Ticket Holders Exempt from Continuing Disability Reviews
One rule change that SSA believes will provide an incentive for individuals to use their Tickets is an exemption from medical Continuing Disability Reviews (CDR). A CDR is used to determine if an individual still has a disability and is still eligible for benefits. While medical CDRs do not usually result in individuals being determined ineligible for disability benefits, many individuals do not even try to return to work out of fear that a medical CDR might render them ineligible for benefits.
More People Eligible for Tickets
The Ticket program is expanding the number of beneficiaries who are eligible for a Ticket. Previously, individuals who were receiving benefits, but who were expected to improve medically, were not eligible for a Ticket until after their first Continuing Disability Review (CDR). These individuals are now eligible for a Ticket as soon as they begin receiving benefits.
New Definition of “Timely Progress”
In order for beneficiaries to maintain protection from a medical CDR, they have to show timely progress. Timely progress means that participants are progressing toward their employment goals on the timeline established by Social Security. Timely progress has always been a part of the Ticket program, but previously people could show they were making timely progress by having an Individual Plan for Employment with a state VR agency or an Individual Work Plan with an Employment Network for their first 24 months of Ticket use. Under the new rules, timely progress is defined as:
- During the first year, participants must show that they have worked for three months or more at the Trial Work Level or have completed 60 percent of a full time course load in a post-secondary academic setting, or a combination of both.

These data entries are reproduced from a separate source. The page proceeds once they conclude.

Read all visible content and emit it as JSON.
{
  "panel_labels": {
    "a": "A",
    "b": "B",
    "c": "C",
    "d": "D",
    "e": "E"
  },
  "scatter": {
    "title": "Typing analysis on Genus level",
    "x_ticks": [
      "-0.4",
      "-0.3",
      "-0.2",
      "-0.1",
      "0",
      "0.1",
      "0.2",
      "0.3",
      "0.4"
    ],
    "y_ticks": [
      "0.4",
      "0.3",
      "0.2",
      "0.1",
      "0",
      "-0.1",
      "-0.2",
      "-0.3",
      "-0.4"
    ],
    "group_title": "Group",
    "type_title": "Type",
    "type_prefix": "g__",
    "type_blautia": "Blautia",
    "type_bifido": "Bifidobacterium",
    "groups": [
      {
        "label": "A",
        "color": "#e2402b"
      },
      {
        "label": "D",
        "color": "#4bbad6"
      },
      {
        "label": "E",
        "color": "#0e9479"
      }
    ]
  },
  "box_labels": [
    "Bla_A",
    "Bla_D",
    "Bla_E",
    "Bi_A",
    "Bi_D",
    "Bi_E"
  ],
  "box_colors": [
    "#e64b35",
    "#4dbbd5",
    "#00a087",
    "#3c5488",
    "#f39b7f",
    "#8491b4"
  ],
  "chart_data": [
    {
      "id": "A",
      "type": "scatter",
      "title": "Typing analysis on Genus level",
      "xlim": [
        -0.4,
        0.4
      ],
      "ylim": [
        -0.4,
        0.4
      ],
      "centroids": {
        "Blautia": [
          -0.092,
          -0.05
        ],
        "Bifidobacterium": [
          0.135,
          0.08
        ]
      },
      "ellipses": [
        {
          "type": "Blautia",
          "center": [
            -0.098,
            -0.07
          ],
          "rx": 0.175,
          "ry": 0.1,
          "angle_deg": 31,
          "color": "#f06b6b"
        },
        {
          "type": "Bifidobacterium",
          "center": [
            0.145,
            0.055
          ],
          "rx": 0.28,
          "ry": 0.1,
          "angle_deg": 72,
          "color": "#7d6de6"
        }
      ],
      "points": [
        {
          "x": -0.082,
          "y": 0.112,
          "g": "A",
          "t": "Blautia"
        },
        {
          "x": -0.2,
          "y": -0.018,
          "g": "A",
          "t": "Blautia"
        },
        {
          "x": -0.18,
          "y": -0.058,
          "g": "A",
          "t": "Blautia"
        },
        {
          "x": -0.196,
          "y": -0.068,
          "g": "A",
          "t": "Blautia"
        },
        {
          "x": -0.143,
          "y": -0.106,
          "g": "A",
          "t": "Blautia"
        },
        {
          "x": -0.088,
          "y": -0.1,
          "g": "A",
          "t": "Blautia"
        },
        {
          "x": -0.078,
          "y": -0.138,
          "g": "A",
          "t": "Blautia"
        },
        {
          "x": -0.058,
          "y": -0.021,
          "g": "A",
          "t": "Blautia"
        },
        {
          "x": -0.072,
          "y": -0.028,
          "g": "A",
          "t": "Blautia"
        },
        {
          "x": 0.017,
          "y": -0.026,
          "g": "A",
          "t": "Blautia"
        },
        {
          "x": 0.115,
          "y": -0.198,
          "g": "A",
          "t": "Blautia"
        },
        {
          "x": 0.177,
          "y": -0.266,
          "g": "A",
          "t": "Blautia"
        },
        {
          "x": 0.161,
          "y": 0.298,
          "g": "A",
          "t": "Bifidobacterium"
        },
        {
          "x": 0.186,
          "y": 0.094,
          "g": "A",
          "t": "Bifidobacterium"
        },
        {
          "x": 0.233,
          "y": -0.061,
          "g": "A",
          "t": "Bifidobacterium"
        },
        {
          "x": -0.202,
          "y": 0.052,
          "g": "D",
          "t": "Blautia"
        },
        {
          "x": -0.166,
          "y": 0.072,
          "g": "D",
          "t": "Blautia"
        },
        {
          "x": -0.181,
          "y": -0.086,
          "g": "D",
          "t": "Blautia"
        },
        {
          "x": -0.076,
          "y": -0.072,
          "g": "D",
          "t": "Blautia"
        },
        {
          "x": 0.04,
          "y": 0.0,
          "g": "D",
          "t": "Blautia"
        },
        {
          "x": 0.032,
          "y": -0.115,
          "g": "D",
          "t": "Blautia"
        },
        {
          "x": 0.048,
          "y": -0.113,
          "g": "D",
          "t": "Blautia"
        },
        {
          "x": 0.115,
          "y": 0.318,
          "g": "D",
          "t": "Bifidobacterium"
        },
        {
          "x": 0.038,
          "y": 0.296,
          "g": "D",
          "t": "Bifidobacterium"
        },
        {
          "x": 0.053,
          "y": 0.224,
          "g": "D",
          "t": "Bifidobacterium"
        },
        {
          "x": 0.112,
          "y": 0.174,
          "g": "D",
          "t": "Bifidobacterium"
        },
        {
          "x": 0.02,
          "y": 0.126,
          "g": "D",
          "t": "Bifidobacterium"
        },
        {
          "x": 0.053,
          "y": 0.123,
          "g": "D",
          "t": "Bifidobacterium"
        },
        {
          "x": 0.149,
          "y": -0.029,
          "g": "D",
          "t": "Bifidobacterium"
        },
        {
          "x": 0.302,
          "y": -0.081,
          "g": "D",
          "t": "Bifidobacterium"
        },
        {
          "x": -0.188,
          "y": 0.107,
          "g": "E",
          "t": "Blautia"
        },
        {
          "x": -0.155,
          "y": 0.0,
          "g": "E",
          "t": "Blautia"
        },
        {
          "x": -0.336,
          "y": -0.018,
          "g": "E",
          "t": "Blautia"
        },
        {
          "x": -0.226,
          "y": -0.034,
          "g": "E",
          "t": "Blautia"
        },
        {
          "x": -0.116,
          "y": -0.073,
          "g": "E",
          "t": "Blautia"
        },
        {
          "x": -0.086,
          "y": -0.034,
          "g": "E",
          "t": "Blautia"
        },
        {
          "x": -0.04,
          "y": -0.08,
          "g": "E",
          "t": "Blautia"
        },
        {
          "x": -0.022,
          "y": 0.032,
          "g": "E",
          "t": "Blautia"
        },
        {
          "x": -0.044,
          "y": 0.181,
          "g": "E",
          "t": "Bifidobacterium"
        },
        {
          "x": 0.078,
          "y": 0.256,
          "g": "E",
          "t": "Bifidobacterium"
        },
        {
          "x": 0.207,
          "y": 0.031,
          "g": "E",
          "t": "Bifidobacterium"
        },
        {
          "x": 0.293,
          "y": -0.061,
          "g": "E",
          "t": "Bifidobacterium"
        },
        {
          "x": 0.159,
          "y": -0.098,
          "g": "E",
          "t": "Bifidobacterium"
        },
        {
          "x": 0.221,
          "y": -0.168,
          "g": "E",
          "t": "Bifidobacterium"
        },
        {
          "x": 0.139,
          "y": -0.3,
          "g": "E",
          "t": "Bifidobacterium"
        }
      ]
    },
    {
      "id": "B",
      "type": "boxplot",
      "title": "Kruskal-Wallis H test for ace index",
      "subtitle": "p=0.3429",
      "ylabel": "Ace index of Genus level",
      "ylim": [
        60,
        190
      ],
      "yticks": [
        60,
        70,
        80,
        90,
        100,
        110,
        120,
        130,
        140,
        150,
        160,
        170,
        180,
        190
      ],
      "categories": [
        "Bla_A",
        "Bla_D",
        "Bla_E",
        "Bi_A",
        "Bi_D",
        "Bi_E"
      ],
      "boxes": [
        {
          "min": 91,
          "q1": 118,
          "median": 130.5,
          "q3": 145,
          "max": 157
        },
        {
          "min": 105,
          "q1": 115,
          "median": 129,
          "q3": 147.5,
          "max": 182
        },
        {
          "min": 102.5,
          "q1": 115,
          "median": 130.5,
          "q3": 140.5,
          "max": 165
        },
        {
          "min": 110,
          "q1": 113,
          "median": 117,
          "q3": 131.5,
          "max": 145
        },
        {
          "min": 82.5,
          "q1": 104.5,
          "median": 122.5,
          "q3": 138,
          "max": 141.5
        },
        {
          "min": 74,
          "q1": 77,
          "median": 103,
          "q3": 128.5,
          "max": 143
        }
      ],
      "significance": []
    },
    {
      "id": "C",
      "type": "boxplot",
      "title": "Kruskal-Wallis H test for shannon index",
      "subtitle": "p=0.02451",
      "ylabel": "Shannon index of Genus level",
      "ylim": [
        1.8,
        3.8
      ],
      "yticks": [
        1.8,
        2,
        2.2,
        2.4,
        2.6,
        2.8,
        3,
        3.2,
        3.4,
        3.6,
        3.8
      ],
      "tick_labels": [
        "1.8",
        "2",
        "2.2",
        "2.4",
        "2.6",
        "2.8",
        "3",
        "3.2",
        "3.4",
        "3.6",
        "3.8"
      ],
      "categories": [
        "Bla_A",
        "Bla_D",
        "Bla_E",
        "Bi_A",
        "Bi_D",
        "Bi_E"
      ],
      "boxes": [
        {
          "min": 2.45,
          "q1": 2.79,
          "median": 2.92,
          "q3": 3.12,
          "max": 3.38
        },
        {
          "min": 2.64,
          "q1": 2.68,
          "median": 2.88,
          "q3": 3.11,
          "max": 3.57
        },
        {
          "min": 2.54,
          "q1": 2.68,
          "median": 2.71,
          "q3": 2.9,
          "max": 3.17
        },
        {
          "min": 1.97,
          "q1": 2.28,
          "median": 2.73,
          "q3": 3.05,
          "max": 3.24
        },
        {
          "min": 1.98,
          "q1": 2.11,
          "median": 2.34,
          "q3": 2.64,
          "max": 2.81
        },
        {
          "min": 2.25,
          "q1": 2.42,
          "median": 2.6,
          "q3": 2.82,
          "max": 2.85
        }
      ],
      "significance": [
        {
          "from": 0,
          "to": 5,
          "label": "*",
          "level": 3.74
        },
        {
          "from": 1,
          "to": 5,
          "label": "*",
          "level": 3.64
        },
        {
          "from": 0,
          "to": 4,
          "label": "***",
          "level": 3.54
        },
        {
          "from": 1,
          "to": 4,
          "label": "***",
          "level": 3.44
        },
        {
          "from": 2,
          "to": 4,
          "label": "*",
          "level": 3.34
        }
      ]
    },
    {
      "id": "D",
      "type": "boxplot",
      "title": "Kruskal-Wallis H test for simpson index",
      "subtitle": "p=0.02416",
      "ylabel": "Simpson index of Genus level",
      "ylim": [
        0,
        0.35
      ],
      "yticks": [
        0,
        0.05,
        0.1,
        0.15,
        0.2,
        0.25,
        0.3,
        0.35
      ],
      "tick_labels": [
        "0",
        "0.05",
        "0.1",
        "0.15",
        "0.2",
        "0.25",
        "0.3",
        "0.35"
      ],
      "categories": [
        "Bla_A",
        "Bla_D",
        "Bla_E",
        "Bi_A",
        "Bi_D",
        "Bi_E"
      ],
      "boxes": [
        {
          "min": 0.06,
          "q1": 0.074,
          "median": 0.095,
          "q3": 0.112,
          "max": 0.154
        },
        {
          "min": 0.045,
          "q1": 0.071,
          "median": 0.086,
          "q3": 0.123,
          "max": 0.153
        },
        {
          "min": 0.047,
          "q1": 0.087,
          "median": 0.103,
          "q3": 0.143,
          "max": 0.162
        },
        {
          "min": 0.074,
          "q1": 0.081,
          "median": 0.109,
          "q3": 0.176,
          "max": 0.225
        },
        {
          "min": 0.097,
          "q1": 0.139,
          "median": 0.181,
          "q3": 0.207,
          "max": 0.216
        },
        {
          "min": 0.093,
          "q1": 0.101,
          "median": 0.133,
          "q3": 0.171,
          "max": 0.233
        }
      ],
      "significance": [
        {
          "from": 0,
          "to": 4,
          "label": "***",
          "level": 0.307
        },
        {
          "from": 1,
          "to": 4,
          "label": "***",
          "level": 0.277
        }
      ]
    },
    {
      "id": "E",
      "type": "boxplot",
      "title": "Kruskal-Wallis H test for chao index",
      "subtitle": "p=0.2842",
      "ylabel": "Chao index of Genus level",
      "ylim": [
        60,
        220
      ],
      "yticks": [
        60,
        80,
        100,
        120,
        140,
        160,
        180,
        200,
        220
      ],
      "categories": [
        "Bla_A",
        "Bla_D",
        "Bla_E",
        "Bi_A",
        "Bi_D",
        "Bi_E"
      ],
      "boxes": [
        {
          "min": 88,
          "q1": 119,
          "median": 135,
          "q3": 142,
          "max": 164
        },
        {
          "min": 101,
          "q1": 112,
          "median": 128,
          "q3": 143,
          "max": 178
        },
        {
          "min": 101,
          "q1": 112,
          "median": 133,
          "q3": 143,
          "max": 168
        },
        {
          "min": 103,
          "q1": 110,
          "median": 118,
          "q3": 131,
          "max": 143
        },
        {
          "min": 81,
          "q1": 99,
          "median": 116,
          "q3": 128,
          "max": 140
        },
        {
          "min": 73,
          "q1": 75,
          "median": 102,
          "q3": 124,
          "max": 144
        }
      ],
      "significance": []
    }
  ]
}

- In the second year of Ticket use, participants must work for six months over the Trial Work Level or complete 75 percent of a fulltime academic course load.
The Trial Work Level for the year 2008 is $670 per month and will increase each year. So, the individual has to earn at least $670 for three months in the first year and six months in the second year. To show timely progress in the third and fourth years, participants in the Ticket program must work for nine months. Moreover, that work must be Substantial Gainful Activity (SGA) rather than the Trial Work Level of the first two years. This means they must earn at least $940 per month or, for individuals who are blind, $1570 per month. These figures will also increase annually. People in school must complete 100 percent of a full-time academic year or have a combination of work and school that adds up to 100 percent.
The addition of academics as an indicator of timely progress is significant. In the past, because timely progress could only be demonstrated by working, it was difficult for an individual to attend college or a technical or vocational training school for longer than the initial period of 24 months. Now an individual can attend school for a four-year degree program, but must complete the degree in six years. This can be a problem for individuals with severe disabilities who find that six years is not sufficient time to complete the educational program.
Social Security tells Ticket participants what they need to do to show timely progress. Failure to show timely progress means they will no longer be exempt from a medical Continuing Disability Review. Again, while most disability reviews do not result in individuals being found ineligible for benefits, that is a possible result.
Finally, another change to the Ticket rules may be especially helpful for individuals who need long-term employment support services. The new rules allow an individual to first be served by the state VR agency and, when VR has closed his or her case, the Ticket can be given to an Employment Network. The Employment Network can then provide longer term support, such as job coaching.